In numerous public monthly reports, the latest done in June of 2019, and in previous KCBD reports the City has set the start of a phased move-in date of November 1. That process did not start on that day.

“It’s coming to completion,” Massengale said. “I still feel like it will be substantially complete this year. We had originally planned on moving in November. We believe that process will start. Some departments will go ahead and start moving.”

The Information Technology department is expected to move in first to establish network connections. However, Massengale explains they are awaiting permanent power connections to the tower, as well as access to elevators. He said they are told they can have a December council meeting at the tower. A full occupancy target date is set for New Year’s Day 2020.
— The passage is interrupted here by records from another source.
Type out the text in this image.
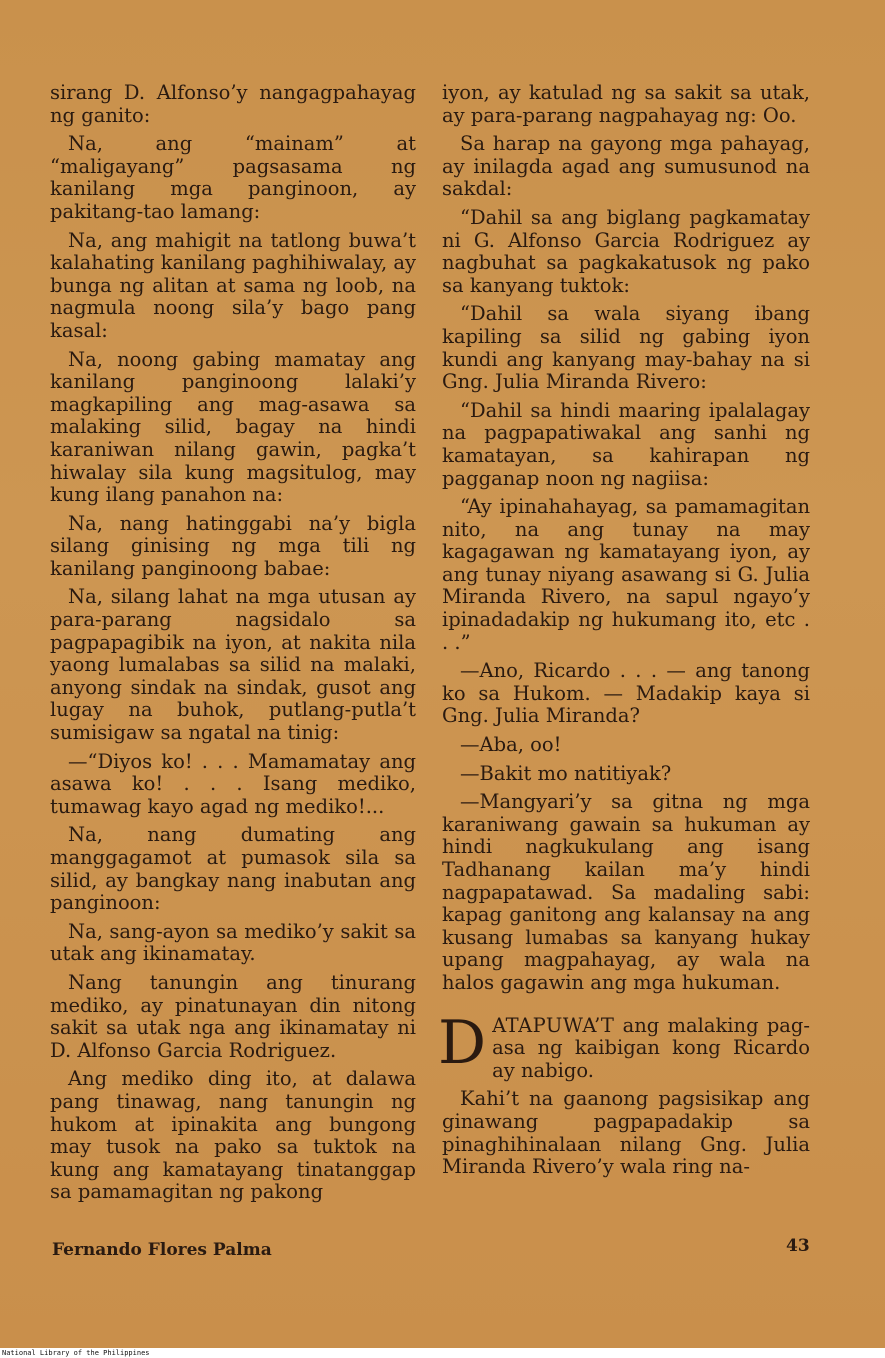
sirang D. Alfonso’y nangagpahayag ng ganito:

Na, ang “mainam” at “maligayang” pagsasama ng kanilang mga panginoon, ay pakitang-tao lamang:

Na, ang mahigit na tatlong buwa’t kalahating kanilang paghihiwalay, ay bunga ng alitan at sama ng loob, na nagmula noong sila’y bago pang kasal:

Na, noong gabing mamatay ang kanilang panginoong lalaki’y magkapiling ang mag-asawa sa malaking silid, bagay na hindi karaniwan nilang gawin, pagka’t hiwalay sila kung magsitulog, may kung ilang panahon na:

Na, nang hatinggabi na’y bigla silang ginising ng mga tili ng kanilang panginoong babae:

Na, silang lahat na mga utusan ay para-parang nagsidalo sa pagpapagibik na iyon, at nakita nila yaong lumalabas sa silid na malaki, anyong sindak na sindak, gusot ang lugay na buhok, putlang-putla’t sumisigaw sa ngatal na tinig:

—“Diyos ko! . . . Mamamatay ang asawa ko! . . . Isang mediko, tumawag kayo agad ng mediko!...

Na, nang dumating ang manggagamot at pumasok sila sa silid, ay bangkay nang inabutan ang panginoon:

Na, sang-ayon sa mediko’y sakit sa utak ang ikinamatay.

Nang tanungin ang tinurang mediko, ay pinatunayan din nitong sakit sa utak nga ang ikinamatay ni D. Alfonso Garcia Rodriguez.

Ang mediko ding ito, at dalawa pang tinawag, nang tanungin ng hukom at ipinakita ang bungong may tusok na pako sa tuktok na kung ang kamatayang tinatanggap sa pamamagitan ng pakong

iyon, ay katulad ng sa sakit sa utak, ay para-parang nagpahayag ng: Oo.

Sa harap na gayong mga pahayag, ay inilagda agad ang sumusunod na sakdal:

“Dahil sa ang biglang pagkamatay ni G. Alfonso Garcia Rodriguez ay nagbuhat sa pagkakatusok ng pako sa kanyang tuktok:

“Dahil sa wala siyang ibang kapiling sa silid ng gabing iyon kundi ang kanyang may-bahay na si Gng. Julia Miranda Rivero:

“Dahil sa hindi maaring ipalalagay na pagpapatiwakal ang sanhi ng kamatayan, sa kahirapan ng pagganap noon ng nagiisa:

“Ay ipinahahayag, sa pamamagitan nito, na ang tunay na may kagagawan ng kamatayang iyon, ay ang tunay niyang asawang si G. Julia Miranda Rivero, na sapul ngayo’y ipinadadakip ng hukumang ito, etc . . .”

—Ano, Ricardo . . . — ang tanong ko sa Hukom. — Madakip kaya si Gng. Julia Miranda?

—Aba, oo!

—Bakit mo natitiyak?

—Mangyari’y sa gitna ng mga karaniwang gawain sa hukuman ay hindi nagkukulang ang isang Tadhanang kailan ma’y hindi nagpapatawad. Sa madaling sabi: kapag ganitong ang kalansay na ang kusang lumabas sa kanyang hukay upang magpahayag, ay wala na halos gagawin ang mga hukuman.

DATAPUWA’T ang malaking pag-asa ng kaibigan kong Ricardo ay nabigo.

Kahi’t na gaanong pagsisikap ang ginawang pagpapadakip sa pinaghihinalaan nilang Gng. Julia Miranda Rivero’y wala ring na-

Fernando Flores Palma	43
National Library of the Philippines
Documents show numerous requests for time extensions have been made for construction. Massengale says most are made due to weather conditions slowing the build.

“I would hope that some time first of the year we can have an official public open house and have everyone come in and spend some time with it,” Massengale said. “Keep in mind, there are more projects ongoing right there near the tower. We will go in and start working on Municipal Court next, which is the old WorkForce building. At the same time, the parking structure will start to come up. We hope to be in the parking structure by the end of next year so we can park. The police headquarters will follow that which is south of the parking structure.”

An interim parking plan will be in place when the tower opens and before the parking garage is built. Massengale tells KCBD staff and citizens aren’t expected to be bused to the tower.